2004 remastered reissue bonus tracks
| No. | Title | Writer(s) | Length |
|---|---|---|---|
| 9. | "Heartless" (live from BBC concert) | A. Wilson; N. Wilson; | 5:00 |
| 10. | "Feels" |  | 4:53 |
| 11. | "A Little Bit" | N. Wilson | 0:49 |
| Total length: |  |  | 50:08 |

==Personnel==
Credits adapted from the liner notes of Dog & Butterfly.

===Heart===
- Ann Wilson – lead vocals (tracks 1–6, 8); chimes (track 5); piano (track 6); background vocals (track 7)
- Nancy Wilson – blues harp (track 1); acoustic guitar (tracks 2, 4, 7, 8); background vocals (tracks 2, 5); "Hijinx" guitar, "Who's Who" vocals (track 3); acoustic guitar (6- and 12-string) (tracks 5, 6); lead vocals (track 7)
- Roger Fisher – electric guitar (tracks 1, 2, 4, 8); lead guitar (track 3); Zohn (track 8)
- Howard Leese – electric guitar (tracks 1, 2, 4, 6); mridangam African conga (track 1); background vocals (tracks 2, 7); electric piano (tracks 3, 8); "Who's Who" vocals (track 3); piano (track 5); Avatar (track 6); orchestral arrangement, conducting (tracks 6, 7); acoustic piano, Moog (track 8)
- Steve Fossen – bass (tracks 1, 3–8); dholak Indian drum (track 1)
- Michael Derosier – drums (tracks 1–4, 6–8); chimes (track 8)

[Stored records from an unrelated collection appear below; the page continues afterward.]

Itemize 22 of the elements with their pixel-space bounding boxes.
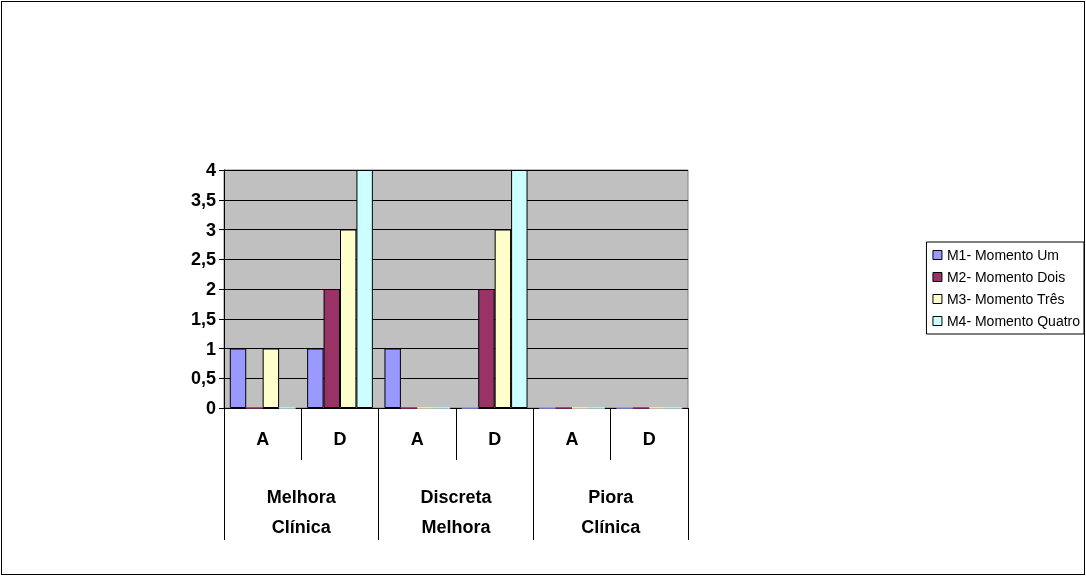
text: Melhora Clínica: [266, 487, 337, 537]
y-tick-label: 0,5: [190, 368, 216, 389]
y-tick-label: 1: [205, 338, 216, 359]
legend-label: M4- Momento Quatro: [946, 313, 1081, 329]
x-tick-label: D: [642, 429, 656, 449]
x-tick-label: D: [333, 429, 347, 449]
x-tick-label: A: [410, 429, 424, 449]
text: Piora Clínica: [581, 487, 642, 537]
x-tick-label: A: [256, 429, 270, 449]
y-tick-label: 0: [205, 398, 216, 418]
x-tick-label: A: [565, 429, 579, 449]
y-tick-label: 2: [205, 279, 216, 299]
y-tick-label: 3: [205, 219, 216, 240]
y-tick-label: 4: [205, 160, 216, 180]
y-tick-label: 2,5: [190, 249, 216, 270]
x-tick-label: D: [488, 429, 502, 449]
text: Discreta Melhora: [420, 487, 493, 537]
y-tick-label: 1,5: [190, 308, 216, 329]
legend-label: M3- Momento Três: [946, 291, 1065, 307]
legend-label: M1- Momento Um: [946, 247, 1059, 263]
y-tick-label: 3,5: [190, 189, 216, 210]
legend-label: M2- Momento Dois: [946, 269, 1066, 285]
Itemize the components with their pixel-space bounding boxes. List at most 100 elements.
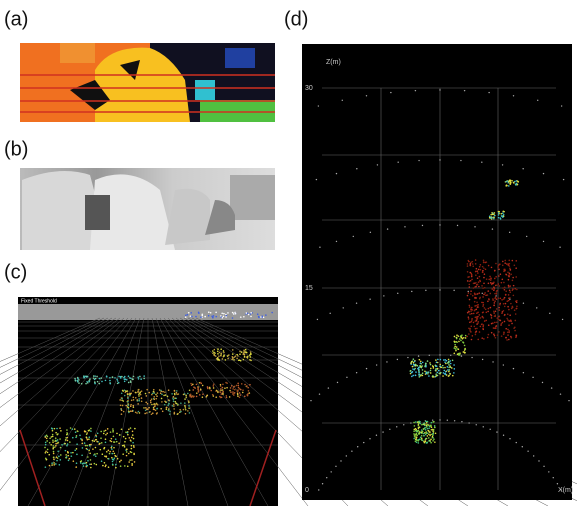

===Additional musicians===
- Dick Adams – introduction (track 1)
- Sue Ennis – fun machine (track 7)

===Technical===
- Mike Flicker – production, engineering
- Heart – production
- Michael Fisher – production
- Rick Keefer – engineering
- T.J. Landon – engineering assistance
- Terry Gottlieb – engineering assistance
- Armin Steiner – strings engineering
- John Golden – mastering at Kendun Recorders (Burbank, California)

===Artwork===
- Mike Doud – art direction, design
- Fu-Tung Cheng – illustration
- Philip Chiang – design
- Gary Heery – photography

==Charts==

===Weekly charts===

Weekly chart performance for Dog & Butterfly
| Chart (1978–1979) | Peak position |
|---|---|
| Australian Albums (Kent Music Report) | 48 |
| Canada Top Albums/CDs (RPM) | 9 |
| Dutch Albums (Album Top 100) | 46 |
| Japanese Albums (Oricon) | 67 |
| US Billboard 200 | 17 |

===Year-end charts===

Year-end chart performance for Dog & Butterfly
| Chart (1979) | Position |
|---|---|
| Canada Top Albums/CDs (RPM) | 54 |
| US Billboard 200 | 32 |

==Certifications==

Certifications for Dog & Butterfly
| Region | Certification | Certified units/sales |
| Canada (Music Canada) | Platinum | 100,000^{^} |
| United States (RIAA) | 2× Platinum | 2,000,000^{^} |
^{^} Shipments figures based on certification alone.